Authentic then went on to win the Kentucky Derby and the Breeders Cup Classic, giving more “Authenticity” to the Haskell. This three-race sweep for the eventual Horse-of-the-Year provided a $1 million bonus.
3. July 20, 2019 – Weather or not, Maximum Security wins delayed Haskell
A heat index reaching 107 degrees caused track officials to order a 4-and-1/2-hour delay after the running of the first two races on the 14-race card.
Animal rights activists had also been lobbying to have the entire card canceled before the weekend. Monmouth Park has no lights, thus there was no option for a race under a cooler temperature, say at 11 p.m.
So, the Haskell went off at 8:11 p.m., 2 hours and 24 minutes after the scheduled start. Maximum Security, who had suffered a highly controversial disqualification at the Kentucky Derby for alleged interference, prevailed in this race. But he still had to survive a steward’s inquiry after racing in close quarters with King for a Day.
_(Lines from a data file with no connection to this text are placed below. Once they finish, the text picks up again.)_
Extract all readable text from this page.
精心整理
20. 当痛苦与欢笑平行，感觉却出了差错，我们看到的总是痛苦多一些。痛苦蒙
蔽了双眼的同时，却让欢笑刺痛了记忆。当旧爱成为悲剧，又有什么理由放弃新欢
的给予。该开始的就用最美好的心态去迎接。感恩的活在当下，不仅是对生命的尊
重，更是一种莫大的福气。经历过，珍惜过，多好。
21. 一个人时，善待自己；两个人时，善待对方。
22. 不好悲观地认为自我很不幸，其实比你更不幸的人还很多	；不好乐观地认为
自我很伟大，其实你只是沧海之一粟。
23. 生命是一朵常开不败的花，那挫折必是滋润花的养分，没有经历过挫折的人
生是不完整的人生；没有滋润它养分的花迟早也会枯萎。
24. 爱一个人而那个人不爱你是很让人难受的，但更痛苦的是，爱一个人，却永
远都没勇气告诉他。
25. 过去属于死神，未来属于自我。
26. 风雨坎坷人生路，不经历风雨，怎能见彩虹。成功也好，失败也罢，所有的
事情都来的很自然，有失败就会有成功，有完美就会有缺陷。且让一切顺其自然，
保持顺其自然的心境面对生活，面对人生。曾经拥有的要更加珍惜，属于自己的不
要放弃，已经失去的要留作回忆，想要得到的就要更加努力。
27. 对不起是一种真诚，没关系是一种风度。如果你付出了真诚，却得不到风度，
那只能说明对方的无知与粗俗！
The two winners were Monmouth Park, which did not have to cancel its biggest race of the season, and the connections for Maximum Security, who averted an injustice.
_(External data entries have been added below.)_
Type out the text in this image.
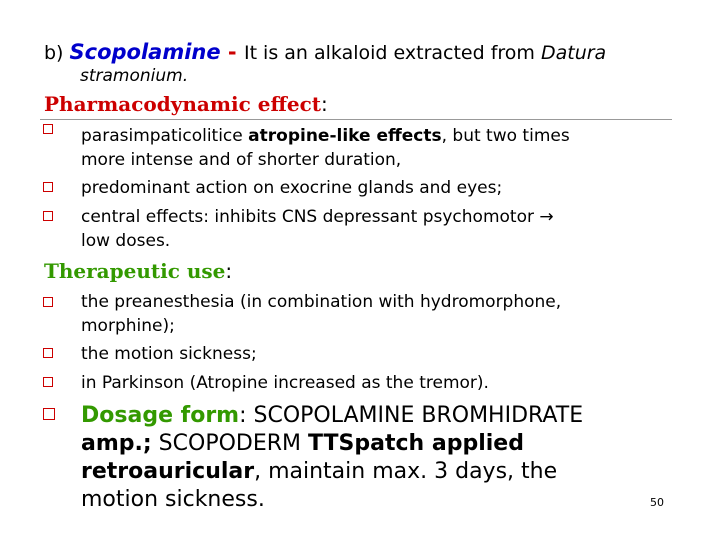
b) Scopolamine - It is an alkaloid extracted from Datura
stramonium.
Pharmacodynamic effect:
parasimpaticolitice atropine-like effects, but two times
more intense and of shorter duration,
predominant action on exocrine glands and eyes;
central effects: inhibits CNS depressant psychomotor →
low doses.
Therapeutic use:
the preanesthesia (in combination with hydromorphone,
morphine);
the motion sickness;
in Parkinson (Atropine increased as the tremor).
Dosage form: SCOPOLAMINE BROMHIDRATE
amp.; SCOPODERM TTSpatch applied
retroauricular, maintain max. 3 days, the
motion sickness.	50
Maximum Security won an Eclipse Award as the top horse in the country for 2019.
4. Victory laps with Rachel Alexandra and American Pharoah
These were coronation-type performances, the first national appearance for horses who had notched monstrous victories.
The first takes us back to Aug. 2, 2009. Rachel Alexandra had become the first filly to win the Preakness Stakes in 85 years and America had fallen in love with her. The Haskell bettors made her a prohibitive 1-5 favorite. Rachel Alexandra toyed with the Haskell field and kept alive a perfect season that would end 8-for-8.
The other victory lap takes us back to Aug. 2, 2015.
American Pharoah had just become the first Triple Crown winner in 37 years. So, when Baffert brought American Pharoah to Monmouth Park, a record 60,983 fans turned out. He went off 1-9 and prevailed easily in a hand ride.
5. July 31, 2016 – The rubber match, Exaggerator tops Nyquist
What more could you want from the 2016 Haskell?
Winners of two recent Triple Crown races went head-to-head at Monmouth Park. This elevated worldwide interest in the Haskell as the top two horses in the country locked horns.
Nyquist had captured the Kentucky Derby, holding off Exaggerator, in early May on a fast track. Two weeks later at the Preakness Stakes, Exaggerator had turned the tables, overtaking Nyquist on a sloppy surface.
It was sloppy again for the rubber match. Bad news for Nyquist. No exaggeration.
Exaggerator did it again. He prevailed at 5-2 and favored Nyquist, at even-money, finished fourth.